From Offending to Achieving, which is only in its second year, has already attracted the attention of people both in and outside the judicial system in Dominica and throughout the Eastern Caribbean.
It recently got a regional and global stamp of approval when the World Bank and the Commonwealth Secretariat named it as one of the best practices in juvenile justice in the Caribbean. It was selected as a winner in the “Keeping Boys Out of Risk” competition and showcased at the recent Regional Caribbean Conference on Keeping Boys Out of Risk in Jamaica.
Social Centre Coordinator Normal Cyrille is elated with the recognition, but considers the award to be the impetus to do more with the programme.
“Right now we are only in the pilot stage but with the national concern about the behavior of juveniles in the island we see the need to have the programme duplicated in at least another five districts,” she says.

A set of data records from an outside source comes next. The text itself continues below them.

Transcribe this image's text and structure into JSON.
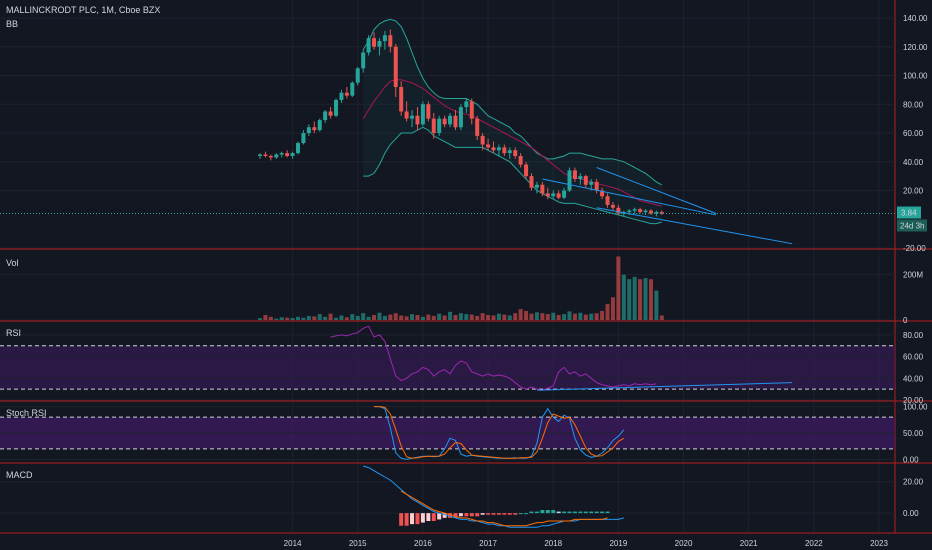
{
  "chart_data": [
    {
      "type": "candlestick",
      "title": "MALLINCKRODT PLC, 1M, Cboe BZX",
      "indicator": "BB",
      "ylim": [
        -20,
        140
      ],
      "yticks": [
        -20,
        20,
        40,
        60,
        80,
        100,
        120,
        140
      ],
      "ytick_labels": [
        "-20.00",
        "20.00",
        "40.00",
        "60.00",
        "80.00",
        "100.00",
        "120.00",
        "140.00"
      ],
      "last_price_label": "3.84",
      "countdown_label": "24d 3h",
      "x_start": "2013-07",
      "ohlc": [
        [
          44,
          46,
          42,
          45
        ],
        [
          45,
          47,
          43,
          44
        ],
        [
          44,
          45,
          41,
          43
        ],
        [
          43,
          46,
          42,
          45
        ],
        [
          45,
          47,
          43,
          46
        ],
        [
          46,
          48,
          43,
          44
        ],
        [
          44,
          47,
          42,
          46
        ],
        [
          46,
          54,
          45,
          53
        ],
        [
          53,
          62,
          52,
          60
        ],
        [
          60,
          66,
          58,
          64
        ],
        [
          64,
          68,
          60,
          62
        ],
        [
          62,
          70,
          61,
          69
        ],
        [
          69,
          76,
          67,
          75
        ],
        [
          75,
          78,
          70,
          72
        ],
        [
          72,
          84,
          71,
          83
        ],
        [
          83,
          90,
          81,
          88
        ],
        [
          88,
          92,
          84,
          86
        ],
        [
          86,
          96,
          85,
          95
        ],
        [
          95,
          106,
          93,
          105
        ],
        [
          105,
          118,
          102,
          116
        ],
        [
          116,
          128,
          114,
          126
        ],
        [
          126,
          130,
          118,
          120
        ],
        [
          120,
          126,
          114,
          124
        ],
        [
          124,
          131,
          118,
          128
        ],
        [
          128,
          132,
          116,
          120
        ],
        [
          120,
          122,
          85,
          92
        ],
        [
          92,
          96,
          72,
          75
        ],
        [
          75,
          82,
          68,
          70
        ],
        [
          70,
          76,
          64,
          72
        ],
        [
          72,
          78,
          62,
          66
        ],
        [
          66,
          82,
          65,
          80
        ],
        [
          80,
          82,
          68,
          70
        ],
        [
          70,
          74,
          56,
          60
        ],
        [
          60,
          72,
          58,
          70
        ],
        [
          70,
          72,
          64,
          66
        ],
        [
          66,
          74,
          64,
          72
        ],
        [
          72,
          76,
          62,
          64
        ],
        [
          64,
          80,
          62,
          78
        ],
        [
          78,
          84,
          74,
          82
        ],
        [
          82,
          84,
          66,
          70
        ],
        [
          70,
          72,
          55,
          58
        ],
        [
          58,
          60,
          48,
          52
        ],
        [
          52,
          56,
          48,
          50
        ],
        [
          50,
          54,
          46,
          48
        ],
        [
          48,
          52,
          44,
          50
        ],
        [
          50,
          52,
          44,
          46
        ],
        [
          46,
          50,
          42,
          48
        ],
        [
          48,
          50,
          42,
          44
        ],
        [
          44,
          46,
          36,
          38
        ],
        [
          38,
          40,
          28,
          30
        ],
        [
          30,
          32,
          20,
          22
        ],
        [
          22,
          26,
          18,
          24
        ],
        [
          24,
          26,
          16,
          18
        ],
        [
          18,
          22,
          14,
          16
        ],
        [
          16,
          20,
          14,
          18
        ],
        [
          18,
          20,
          14,
          15
        ],
        [
          15,
          22,
          14,
          20
        ],
        [
          20,
          36,
          19,
          34
        ],
        [
          34,
          36,
          26,
          28
        ],
        [
          28,
          32,
          24,
          30
        ],
        [
          30,
          31,
          22,
          24
        ],
        [
          24,
          28,
          20,
          26
        ],
        [
          26,
          28,
          18,
          20
        ],
        [
          20,
          22,
          14,
          16
        ],
        [
          16,
          18,
          8,
          10
        ],
        [
          10,
          12,
          6,
          8
        ],
        [
          8,
          10,
          3,
          4
        ],
        [
          4,
          6,
          2,
          5
        ],
        [
          5,
          7,
          3,
          6
        ],
        [
          6,
          8,
          4,
          7
        ],
        [
          7,
          8,
          4,
          5
        ],
        [
          5,
          7,
          3,
          6
        ],
        [
          6,
          7,
          3,
          4
        ],
        [
          4,
          6,
          2,
          5
        ],
        [
          5,
          6,
          3,
          4
        ]
      ],
      "bb_upper": [
        null,
        null,
        null,
        null,
        null,
        null,
        null,
        null,
        null,
        null,
        null,
        null,
        null,
        null,
        null,
        null,
        null,
        null,
        null,
        118,
        124,
        132,
        136,
        138,
        139,
        138,
        134,
        126,
        116,
        106,
        98,
        92,
        88,
        85,
        84,
        84,
        84,
        84,
        84,
        82,
        80,
        76,
        72,
        70,
        68,
        66,
        64,
        60,
        58,
        54,
        50,
        46,
        44,
        42,
        42,
        43,
        44,
        46,
        46,
        46,
        45,
        44,
        43,
        42,
        42,
        42,
        41,
        40,
        38,
        36,
        34,
        32,
        29,
        26,
        24
      ],
      "bb_middle": [
        null,
        null,
        null,
        null,
        null,
        null,
        null,
        null,
        null,
        null,
        null,
        null,
        null,
        null,
        null,
        null,
        null,
        null,
        null,
        70,
        76,
        82,
        87,
        92,
        96,
        97,
        97,
        96,
        95,
        93,
        91,
        88,
        85,
        82,
        79,
        77,
        75,
        74,
        73,
        72,
        70,
        68,
        66,
        64,
        62,
        60,
        58,
        56,
        54,
        52,
        50,
        47,
        44,
        41,
        38,
        35,
        32,
        30,
        29,
        28,
        27,
        26,
        25,
        24,
        23,
        22,
        21,
        19,
        17,
        15,
        13,
        12,
        11,
        10,
        9
      ],
      "bb_lower": [
        null,
        null,
        null,
        null,
        null,
        null,
        null,
        null,
        null,
        null,
        null,
        null,
        null,
        null,
        null,
        null,
        null,
        null,
        null,
        30,
        30,
        32,
        38,
        46,
        52,
        56,
        60,
        60,
        60,
        62,
        64,
        62,
        58,
        56,
        54,
        52,
        50,
        50,
        50,
        50,
        50,
        50,
        48,
        46,
        44,
        42,
        40,
        36,
        32,
        28,
        24,
        20,
        18,
        16,
        14,
        12,
        11,
        11,
        11,
        10,
        9,
        8,
        7,
        6,
        5,
        4,
        3,
        2,
        1,
        0,
        -1,
        -2,
        -3,
        -3,
        -2
      ],
      "trendlines": [
        {
          "from": [
            "2017-11",
            28
          ],
          "to": [
            "2020-07",
            3
          ]
        },
        {
          "from": [
            "2018-09",
            36
          ],
          "to": [
            "2020-07",
            4
          ]
        },
        {
          "from": [
            "2018-09",
            8
          ],
          "to": [
            "2021-09",
            -17
          ]
        }
      ]
    },
    {
      "type": "bar",
      "indicator": "Vol",
      "ylim": [
        0,
        300
      ],
      "yticks": [
        0,
        200
      ],
      "ytick_labels": [
        "0",
        "200M"
      ],
      "values": [
        8,
        22,
        14,
        6,
        12,
        10,
        9,
        14,
        10,
        18,
        16,
        26,
        14,
        28,
        10,
        20,
        12,
        26,
        18,
        30,
        14,
        22,
        32,
        18,
        24,
        30,
        20,
        16,
        26,
        22,
        14,
        24,
        18,
        28,
        20,
        36,
        22,
        30,
        26,
        24,
        18,
        30,
        22,
        20,
        28,
        24,
        20,
        30,
        48,
        40,
        28,
        34,
        30,
        26,
        32,
        22,
        26,
        38,
        28,
        32,
        24,
        28,
        30,
        40,
        70,
        100,
        280,
        200,
        180,
        190,
        180,
        185,
        180,
        130,
        20
      ]
    },
    {
      "type": "line",
      "indicator": "RSI",
      "ylim": [
        20,
        90
      ],
      "yticks": [
        20,
        40,
        60,
        80
      ],
      "ytick_labels": [
        "20.00",
        "40.00",
        "60.00",
        "80.00"
      ],
      "bands": [
        30,
        70
      ],
      "values": [
        null,
        null,
        null,
        null,
        null,
        null,
        null,
        null,
        null,
        null,
        null,
        null,
        null,
        78,
        79,
        80,
        79,
        81,
        82,
        86,
        88,
        78,
        80,
        74,
        58,
        42,
        38,
        40,
        44,
        46,
        50,
        48,
        42,
        46,
        48,
        44,
        52,
        56,
        54,
        46,
        44,
        42,
        44,
        42,
        43,
        42,
        40,
        36,
        32,
        30,
        32,
        30,
        29,
        31,
        33,
        46,
        50,
        44,
        46,
        42,
        44,
        40,
        36,
        34,
        33,
        32,
        33,
        34,
        33,
        35,
        34,
        35,
        34,
        35
      ],
      "trendline": {
        "from": [
          "2017-10",
          29
        ],
        "to": [
          "2021-09",
          36
        ]
      }
    },
    {
      "type": "line",
      "indicator": "Stoch RSI",
      "ylim": [
        -5,
        105
      ],
      "yticks": [
        0,
        50,
        100
      ],
      "ytick_labels": [
        "0.00",
        "50.00",
        "100.00"
      ],
      "bands": [
        20,
        80
      ],
      "k": [
        null,
        null,
        null,
        null,
        null,
        null,
        null,
        null,
        null,
        null,
        null,
        null,
        null,
        null,
        null,
        null,
        null,
        null,
        null,
        null,
        null,
        100,
        100,
        96,
        60,
        12,
        2,
        0,
        2,
        4,
        6,
        6,
        5,
        6,
        20,
        40,
        36,
        10,
        6,
        8,
        6,
        5,
        4,
        3,
        2,
        2,
        2,
        3,
        2,
        2,
        6,
        30,
        80,
        96,
        80,
        72,
        84,
        78,
        40,
        18,
        8,
        4,
        6,
        12,
        22,
        36,
        44,
        56
      ],
      "d": [
        null,
        null,
        null,
        null,
        null,
        null,
        null,
        null,
        null,
        null,
        null,
        null,
        null,
        null,
        null,
        null,
        null,
        null,
        null,
        null,
        null,
        100,
        100,
        99,
        86,
        56,
        25,
        5,
        2,
        3,
        5,
        6,
        6,
        6,
        10,
        22,
        32,
        30,
        18,
        8,
        7,
        6,
        5,
        4,
        3,
        2,
        2,
        2,
        3,
        3,
        4,
        14,
        40,
        70,
        86,
        82,
        78,
        80,
        66,
        44,
        22,
        10,
        6,
        7,
        14,
        22,
        34,
        40
      ]
    },
    {
      "type": "line",
      "indicator": "MACD",
      "ylim": [
        -12,
        30
      ],
      "yticks": [
        0,
        20
      ],
      "ytick_labels": [
        "0.00",
        "20.00"
      ],
      "macd": [
        null,
        null,
        null,
        null,
        null,
        null,
        null,
        null,
        null,
        null,
        null,
        null,
        null,
        null,
        null,
        null,
        null,
        null,
        null,
        30,
        29,
        27,
        25,
        23,
        21,
        18,
        15,
        12,
        9,
        7,
        5,
        3,
        1,
        0,
        -1,
        -2,
        -3,
        -4,
        -4,
        -5,
        -5,
        -6,
        -7,
        -7,
        -8,
        -8,
        -9,
        -9,
        -9,
        -9,
        -9,
        -9,
        -8,
        -8,
        -7,
        -6,
        -5,
        -5,
        -5,
        -4,
        -4,
        -4,
        -4,
        -4,
        -4,
        -4,
        -4,
        -3
      ],
      "signal": [
        null,
        null,
        null,
        null,
        null,
        null,
        null,
        null,
        null,
        null,
        null,
        null,
        null,
        null,
        null,
        null,
        null,
        null,
        null,
        null,
        null,
        null,
        null,
        null,
        null,
        null,
        14,
        12,
        10,
        8,
        6,
        4,
        2,
        1,
        0,
        -1,
        -2,
        -3,
        -3,
        -4,
        -5,
        -5,
        -6,
        -6,
        -7,
        -8,
        -8,
        -8,
        -8,
        -8,
        -7,
        -6,
        -6,
        -5,
        -5,
        -5,
        -5,
        -5,
        -4,
        -4,
        -4,
        -4,
        -4,
        -4,
        -3
      ],
      "histogram": [
        null,
        null,
        null,
        null,
        null,
        null,
        null,
        null,
        null,
        null,
        null,
        null,
        null,
        null,
        null,
        null,
        null,
        null,
        null,
        null,
        null,
        null,
        null,
        null,
        null,
        null,
        -8,
        -8,
        -7,
        -7,
        -6,
        -5,
        -5,
        -4,
        -3,
        -3,
        -3,
        -2,
        -2,
        -2,
        -2,
        -1,
        -1,
        -1,
        -1,
        -1,
        -1,
        -1,
        0,
        0,
        1,
        1,
        2,
        2,
        2,
        1,
        1,
        1,
        1,
        1,
        1,
        1,
        1,
        1,
        1
      ]
    }
  ],
  "x_axis": {
    "labels": [
      "2014",
      "2015",
      "2016",
      "2017",
      "2018",
      "2019",
      "2020",
      "2021",
      "2022",
      "2023"
    ]
  },
  "colors": {
    "background": "#131722",
    "up": "#26a69a",
    "down": "#ef5350",
    "bb_band": "#26a69a",
    "bb_basis": "#ad1457",
    "rsi_line": "#9c27b0",
    "band_fill": "#3c1a5e",
    "trend": "#2196f3",
    "macd_line": "#2196f3",
    "signal_line": "#ff6d00",
    "separator": "#b71c1c",
    "grid": "#1e222d"
  }
}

Like Coordinator Abram Browne, she believes that there are many more at risk youth, including girls, who can benefit from a scaled up programme. In 2007, the juvenile courts dealt with 452 cases, suggesting that many more boys and girls can be spared from future encounters with the law.
UNICEF Representative for Barbados and the Eastern Caribbean, Tom Olsen, said his office is happy to support the programme which, even in its early stage, is beginning to impact on the lives of some boys.
“We hope that this example in Dominica can become a best practice for other islands in the Eastern Caribbean. They must be positive alternatives to incarceration and the From Offending to Achieving Programme is a brilliant pilot programme. Once giving a chance to work it can show that suitable alternatives can divert adolescents from a life of crime,” Olsen adds.
For the coordinators, the task now is to encourage government and other stakeholders to come onboard to make a full national programme a reality.